È nel segno di una partecipazione affettuosa che ieri la comunità corese, in particolare di Santa Maria della Pietà, si è riunita per ricordare don Ottaviano Maurizi nel giorno del suo compleanno e scoprire la lapide con cui l’Amministrazione comunale ha inteso interpretare il sentimento dei propri cittadini e dedicare allo storico parroco, scomparso cinque anni fa all’età di 91 anni, la piazzetta della chiesa che egli ha guidato per una vita.
La lapide commemorativa è stata svelata per mano del sindaco di Cori, Mauro De Lillis, e del vescovo di Latina, Mariano Crociata, presenti anche i familiari, in particolare il fratello Silvio, l’assessore al Bilancio, Simonetta Imperia, il comandante della stazione Carabinieri di Cori, maresciallo Luca Cuoco, la comandante della Polizia locale, Lidia Cioeta, il parroco don Gianpaolo Bigioni, Padre Leon Mba Mba, rettore del Santuario della Madonna del Soccorso.
“Don Ottaviano Giulio Cesare, questo il suo nome completo – ha detto il primo cittadino – era una vera istituzione cittadina e non solo religiosa. Oggi gli rendiamo omaggio dedicandogli la piazza di Santa Maria, che lo vide svolgere il suo servizio pastorale per 68 anni, di cui 44 da parroco. Egli fu per 10 anni anche presidente dell’ospedale di Cori impegnandosi perché questo ottenesse la classifica di Ente Ospedaliero, cosa avvenuta nel 1971”.
“Il testo della lapide – ha evidenziato De Lillis – è stato scritto da Antonietta Agostinelli, molto legata a don Ottaviano, anch’essa scomparsa poco tempo fa. È lei, insieme ad altri cittadini, che ci ha spinto a questa intitolazione”.
Il sindaco ha, infine, colto l’occasione per una buona notizia: “Ieri si è svolto l’ultimo sopralluogo con il sovrintendente, propedeutico all’inizio dei lavori di messa in sicurezza della chiesa di San Michele”.
“Una memoria viva e grata – ha sottolineato Mons. Crociata – ci lega a don Ottaviano e ci vede oggi riuniti nell’anniversario della sua nascita. Questa partecipazione testimonia l’affetto che ci unisce tutti a lui. La scelta dell’Amministrazione è segno di stima e gratitudine verso un cittadino che ha dato un contributo importante alla vita della comunità, non solo quella ecclesiale. Con il riconoscimento che gli viene oggi tributato, esprimiamo la fecondità del suo ministero”. Il vescovo ha poi ricordato “il suo carattere bonario, ironico e arguto, la sua allegria e simpatia, i suoi interventi mai banali ma sempre pensati.

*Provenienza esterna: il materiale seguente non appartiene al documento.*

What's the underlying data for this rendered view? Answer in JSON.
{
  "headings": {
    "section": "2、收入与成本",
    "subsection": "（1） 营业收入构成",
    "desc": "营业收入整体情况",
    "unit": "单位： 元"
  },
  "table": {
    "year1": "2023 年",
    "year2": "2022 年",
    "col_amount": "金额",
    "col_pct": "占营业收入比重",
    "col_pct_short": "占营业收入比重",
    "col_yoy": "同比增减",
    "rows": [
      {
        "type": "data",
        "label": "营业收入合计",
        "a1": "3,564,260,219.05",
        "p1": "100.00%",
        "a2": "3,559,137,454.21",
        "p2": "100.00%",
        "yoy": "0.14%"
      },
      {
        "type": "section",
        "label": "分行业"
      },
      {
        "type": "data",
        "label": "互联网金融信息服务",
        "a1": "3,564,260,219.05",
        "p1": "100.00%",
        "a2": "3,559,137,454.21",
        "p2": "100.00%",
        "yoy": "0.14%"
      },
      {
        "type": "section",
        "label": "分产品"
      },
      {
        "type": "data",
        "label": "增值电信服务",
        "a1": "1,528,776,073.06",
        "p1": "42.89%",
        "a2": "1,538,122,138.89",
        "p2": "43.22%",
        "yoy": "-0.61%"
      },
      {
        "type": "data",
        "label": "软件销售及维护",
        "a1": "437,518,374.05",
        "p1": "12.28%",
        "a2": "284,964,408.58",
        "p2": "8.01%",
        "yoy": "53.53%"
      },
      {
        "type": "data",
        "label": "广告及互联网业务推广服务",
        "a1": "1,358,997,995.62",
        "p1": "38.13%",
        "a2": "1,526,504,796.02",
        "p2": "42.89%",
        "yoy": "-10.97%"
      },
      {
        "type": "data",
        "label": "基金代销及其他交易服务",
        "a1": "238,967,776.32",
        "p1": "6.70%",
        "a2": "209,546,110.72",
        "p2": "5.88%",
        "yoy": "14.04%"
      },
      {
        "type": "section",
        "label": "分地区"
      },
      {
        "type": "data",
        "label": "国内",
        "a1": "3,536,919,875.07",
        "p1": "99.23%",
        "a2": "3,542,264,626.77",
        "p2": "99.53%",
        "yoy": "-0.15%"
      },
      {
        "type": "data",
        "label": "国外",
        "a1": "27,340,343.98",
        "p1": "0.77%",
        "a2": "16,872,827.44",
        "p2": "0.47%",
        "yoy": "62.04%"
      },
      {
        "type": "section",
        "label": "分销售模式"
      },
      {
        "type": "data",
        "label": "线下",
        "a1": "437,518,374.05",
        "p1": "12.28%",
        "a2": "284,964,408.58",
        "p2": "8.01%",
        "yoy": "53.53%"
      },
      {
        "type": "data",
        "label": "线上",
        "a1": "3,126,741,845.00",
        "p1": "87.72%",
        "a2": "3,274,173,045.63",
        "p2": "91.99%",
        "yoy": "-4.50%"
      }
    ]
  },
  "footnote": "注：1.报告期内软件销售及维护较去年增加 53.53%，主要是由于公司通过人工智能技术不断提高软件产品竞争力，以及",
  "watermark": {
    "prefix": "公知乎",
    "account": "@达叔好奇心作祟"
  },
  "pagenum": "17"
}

Egli era portatore di una cultura classica che traspariva dalla sua eloquenza”.
La cerimonia è stata preceduta dalla Messa presieduta da Mons. Mariano Crociata alla presenza delle autorità civili e militari.
Il testo inciso sulla lapide recita:
“IN MEMORIA DI DON OTTAVIANO MAURIZI Svolse il suo ministero sacerdotale a Cori dal 1954 al 2012. Nominato parroco della Primaria Collegiata di Santa Maria della Pietà nel 1968, assunse di conseguenza la presidenza dell’allora ospedale ‘Santa Maria Salute degli infermi’ operandosi perché divenisse ente ospedaliero. Pastore mite, di vasta cultura, di profonda umanità, si distinse nell’accoglienza degli ultimi, nell’apertura al dialogo e nell’esercizio della carità”.